El modelo de la hegemonía absoluta de los Estados Unidos en el mundo, que en el éxtasis de su soberbia llevó a la Casa Blanca a ignorar deliberadamente el derecho internacional, irguiendo a la razón imperial como único juez de sus propias acciones, parece estar agotado. Bien lo decía, hace unos años, el historiador británico Eric Hobsbawm, cuando explicaba que, desde su perspectiva, uno de los cambios más llamativos que se habían producido en el sistema internacional fue “el clamoroso fracaso” de los Estados Unidos en su intensión de imponer una nueva hegemonía mundial, especialmente tras los atentados del 11 de setiembre de 2001; y además, reconocía que no dejaba de sorprenderse “ante la absoluta locura del proyecto neoconservador, que no sólo pretendía que el futuro era Estados Unidos, sino que incluso creyó haber formulado una estrategia y una táctica para alcanzar ese objetivo” .
Esa locura neoconservadora, que no varió en lo sustancial con el cambio de gobiernos republicanos a demócratas, fue criticada duramente por el presidente ruso Vladimir Putin, en un discurso pronunciado ante la Asamblea Federal rusa el pasado 18 de marzo, en el que acusó a Washington de actuar “como les gusta: aquí y allá, usan la fuerza contra Estados soberanos, crean coaliciones con base en el principio de 'Si no estás con nosotros, estás contra nosotros'. Para que esta agresión parezca legítima, obligan a las organizaciones internacionales [a] producir los acuerdos necesarios, y si por alguna razón esto no funciona, simplemente ignoran el Consejo de Seguridad de la ONU y a la ONU en general”.
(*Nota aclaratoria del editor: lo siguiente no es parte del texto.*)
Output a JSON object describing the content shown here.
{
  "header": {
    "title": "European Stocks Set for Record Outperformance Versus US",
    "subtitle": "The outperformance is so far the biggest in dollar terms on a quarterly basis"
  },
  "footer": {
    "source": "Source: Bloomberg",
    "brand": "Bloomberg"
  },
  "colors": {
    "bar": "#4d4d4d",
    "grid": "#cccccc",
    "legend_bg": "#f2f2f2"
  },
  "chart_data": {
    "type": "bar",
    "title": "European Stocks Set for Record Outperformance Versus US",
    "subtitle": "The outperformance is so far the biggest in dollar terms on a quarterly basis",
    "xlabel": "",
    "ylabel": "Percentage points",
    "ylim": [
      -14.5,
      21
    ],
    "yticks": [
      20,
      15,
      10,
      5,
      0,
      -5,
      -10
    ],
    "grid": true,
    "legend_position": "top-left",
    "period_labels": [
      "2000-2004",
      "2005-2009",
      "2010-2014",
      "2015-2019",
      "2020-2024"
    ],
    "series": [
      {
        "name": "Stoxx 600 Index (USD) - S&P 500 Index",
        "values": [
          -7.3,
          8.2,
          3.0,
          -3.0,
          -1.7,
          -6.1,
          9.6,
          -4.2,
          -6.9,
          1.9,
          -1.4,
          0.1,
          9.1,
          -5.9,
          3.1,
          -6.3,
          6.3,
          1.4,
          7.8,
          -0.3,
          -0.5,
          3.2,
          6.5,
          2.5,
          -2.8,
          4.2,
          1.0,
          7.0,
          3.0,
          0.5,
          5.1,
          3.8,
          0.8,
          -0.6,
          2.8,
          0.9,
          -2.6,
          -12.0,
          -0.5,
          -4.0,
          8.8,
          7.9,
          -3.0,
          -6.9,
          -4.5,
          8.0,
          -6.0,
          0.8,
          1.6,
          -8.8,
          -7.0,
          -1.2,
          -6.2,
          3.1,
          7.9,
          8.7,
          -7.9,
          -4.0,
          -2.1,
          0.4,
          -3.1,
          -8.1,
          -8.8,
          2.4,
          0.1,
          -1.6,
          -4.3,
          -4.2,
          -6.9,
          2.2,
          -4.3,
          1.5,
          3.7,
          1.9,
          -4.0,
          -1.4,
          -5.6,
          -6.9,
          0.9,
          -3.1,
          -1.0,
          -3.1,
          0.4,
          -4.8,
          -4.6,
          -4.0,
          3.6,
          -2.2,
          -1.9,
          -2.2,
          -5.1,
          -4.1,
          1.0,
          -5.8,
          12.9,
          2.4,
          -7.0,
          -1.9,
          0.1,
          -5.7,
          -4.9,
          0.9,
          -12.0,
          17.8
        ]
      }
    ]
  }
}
El proceder de la diplomacia rusa en la crisis en Siria, el año anterior, constituyó la primera prueba de que Moscú no estaba dispuesto a tolerar un modus operandi similar al que impusieron los estrategias estadounidenses –y sus aliados de la OTAN-, primero, en la guerra de los Balcanes, y más tarde, en Irak, Afganistán o Libia, por citar solo algunos de los casos más emblemáticos. Ahora, el desenlace de la reunificación de Crimea con la Federación Rusa, estableciendo un contrapeso a la presencia estadounidense en el gobierno golpista ucraniano, reafirma la apuesta de Moscú por la construcción de un mundo multipolar.
Por supuesto, nada garantiza que el un nuevo orden internacional que, eventualmente, podría emerger de la actual coyuntura, sea cualitativamente distinto a lo que hemos conocido hasta ahora, a saber, un orden al servicio de los grandes poderes militares y financieros, incapaz de reinventar un rumbo civilizatorio que evite el colapso ambiental y humano hacia el cual avanzamos aceleradamente.
Y ahí es donde, como sugiere el analista uruguayo Raúl Zibechi, los movimientos sociales y las organizaciones populares de todo el mundo, pero especialmente de nuestra América, deben estar atentos al curso de los acontecimientos internacionales, a las amenazas pero también a las oportunidades que se abren, y actuar con audacia en el contexto de esta transición hegemónica que vivimos en medio de la incertidumbre.